Tingkat deforestasi hutan Indonesia yang udah sangat parah. Sering dengar bahwa negara2 dunia ketiga (termasuk Indonesia) nggak termasuk negara yang mempunyai ‘kontribusi’ yang besar pada efek pemanasan global. Tapi ternyata kerusakan lingkungan nggak hanya terjadi karena, misalnya: emisi gas buang dari industri dll yang ‘disumbangkan’ negara dunia ketiga masih lebih kecil persentasenya dibanding misalnya Amerika yang belum mau menandatangani protokol Kyoto. Saat dunia sedang sibuk menghujat negara – negara maju yang industrinya mempunyai kontribusi yang besar bagi kerusakan lingkungan, sedangkan di Indonesia sendiri kerusakan hutan sudah sangat – sangat parah. Bahkan Indonesia mempunyai ‘prestasi’:
Jakarta, Indonesia — Indonesia menghancurkan kira-kira 51 kilometer persegi hutan setiap harinya, setara dengan luas 300 lapangan bola setiap jam – sebuah angka yang menurut Greenpeace layak menempatkan Indonesia di dalam the Guinness Book of World Records sebagai negara penghancur hutan tercepat di dunia.
Angka tersebut diperoleh dari kalkulasi berdasarkan data laporan ‘State of the World’s Forests 2007’ yang dikeluarkan the UN Food & Agriculture Organization’s (FAO). Menurut laporan tersebut sepuluh negara membentuk 80 persen hutan primer dunia, dimana Indonesia, Meksiko, Papua Nugini dan Brasil mengalami kerusakan hutan terparah sepanjang kurun waktu 2000 hingga 2005. “Tingkat penghancuran hutan yang luar biasa ini membuat Indonesia layak untuk
masuk ke dalam the Guinness book of World Records bergabung dengan Brasil yang saat ini memegang rekor kawasan deforestasi terluas di dunia,” ungkap Hapsoro, Juru Kampanye Hutan Regional, Greenpeace Asia Tenggara.

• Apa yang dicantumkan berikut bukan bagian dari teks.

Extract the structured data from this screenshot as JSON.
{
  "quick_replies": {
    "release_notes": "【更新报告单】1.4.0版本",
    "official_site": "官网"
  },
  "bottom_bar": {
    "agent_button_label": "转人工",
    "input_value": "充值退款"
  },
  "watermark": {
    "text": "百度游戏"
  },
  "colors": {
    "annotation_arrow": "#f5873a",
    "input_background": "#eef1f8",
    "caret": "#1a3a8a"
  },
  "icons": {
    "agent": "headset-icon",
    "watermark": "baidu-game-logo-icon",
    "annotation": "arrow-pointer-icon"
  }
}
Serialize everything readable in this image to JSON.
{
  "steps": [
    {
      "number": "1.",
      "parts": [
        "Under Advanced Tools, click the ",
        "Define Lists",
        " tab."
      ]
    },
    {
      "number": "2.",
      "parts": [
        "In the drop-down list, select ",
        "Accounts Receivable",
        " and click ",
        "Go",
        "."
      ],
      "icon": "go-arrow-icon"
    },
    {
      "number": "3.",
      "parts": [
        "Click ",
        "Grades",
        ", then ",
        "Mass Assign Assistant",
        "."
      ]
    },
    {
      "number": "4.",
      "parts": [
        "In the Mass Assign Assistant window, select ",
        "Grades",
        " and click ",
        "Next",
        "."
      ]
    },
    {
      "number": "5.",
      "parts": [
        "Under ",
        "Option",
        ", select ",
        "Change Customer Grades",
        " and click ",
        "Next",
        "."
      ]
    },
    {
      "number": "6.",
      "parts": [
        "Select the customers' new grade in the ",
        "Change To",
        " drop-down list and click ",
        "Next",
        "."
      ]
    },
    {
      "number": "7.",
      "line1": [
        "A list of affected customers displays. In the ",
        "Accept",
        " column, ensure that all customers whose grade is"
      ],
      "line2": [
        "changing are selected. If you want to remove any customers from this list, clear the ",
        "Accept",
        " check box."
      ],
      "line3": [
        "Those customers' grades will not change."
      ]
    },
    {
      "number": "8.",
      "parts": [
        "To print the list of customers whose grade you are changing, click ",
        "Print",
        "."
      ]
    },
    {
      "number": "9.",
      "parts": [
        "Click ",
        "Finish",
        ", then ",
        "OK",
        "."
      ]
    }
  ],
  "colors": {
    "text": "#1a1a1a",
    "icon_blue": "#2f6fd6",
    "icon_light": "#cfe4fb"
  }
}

“Angka terbaru ini mencerminkan tidak adanya keinginan maupun kemampuan politis dari pemerintah Indonesia untuk menghentikan kehancuran hutan yang sudah sangat parah ini. Serangkaian bencana alam yang terjadi beberapa tahun terakhir ini seperti banjir, kebakaran hutan, longsor, kekeringan, erosi besar-besaran semuanya berhubungan dengan parahnya keadaan hutan kita. Kebakaran hutan yang disebabkan oleh konsesi dan perkebunan telah menobatkan Indonesia sebagai negara pengemisi gas rumah kaca terbesar ketiga di dunia,”
Kerusakan Hutan
Pembakaran Hutan: Cenderung Menyalahkan Petani Tradisonal Siaran Pers: 29 Agustus 2006
Jakarta - Tingginya jumlah titik api sepertinya semakin membuat gerah bukan saja propinsi dan negeri tetangga yang menerima kiriman asap, namun juga pejabat negeri. Namun, WALHI melihat bahwa sejumlah pernyataan yang dikeluarkan pejabat cenderung untuk menyalahkan peladang gilir balik/tradisional. Meskipun tidak membantah adanya pembukaan kebun dengan cara bakar yang dilakukan oleh masyarakat namun WALHI menilai angkanya tidak signifikan. Dari tahun 2001 hingga akhir Agustus 2006, total kawasan yang dibakar atau terbakar di konsesi perkebunan besar atau konsesi izin kehutanaan lainnya mencapai 81,1 %.
Kertas briefing WALHI, yang dikeluarkan pada tanggal 8 Agustus lalu juga menyebutkan bahwa setiap tahunnya Indonesia memproduksi lebih dari 40 ribu hotspot. Angka ini menurun pada tahun 2005 menjadi 39 ribuan dikarenakan tingginya angka curah hujan pada saat itu. Kertas tersebut juga menyebutkan bahwa lebih dari 80 persen titik api tersebut berada pada konsesi-konsesi perkebunan, HTI, dan HPH. Oleh karenanya, menjadi sangat disayangkan ketika sejumlah pejabat yang tidak memiliki akses terhadap informasi di lapangan, cenderung menyalahkan petani tradisional sebagai pelaku utama dan sekaligus menafikan fakta bahwa justru pelaku bisnislah yang menerima keuntungan paling besar dari landclearing dengan cara bakar ini.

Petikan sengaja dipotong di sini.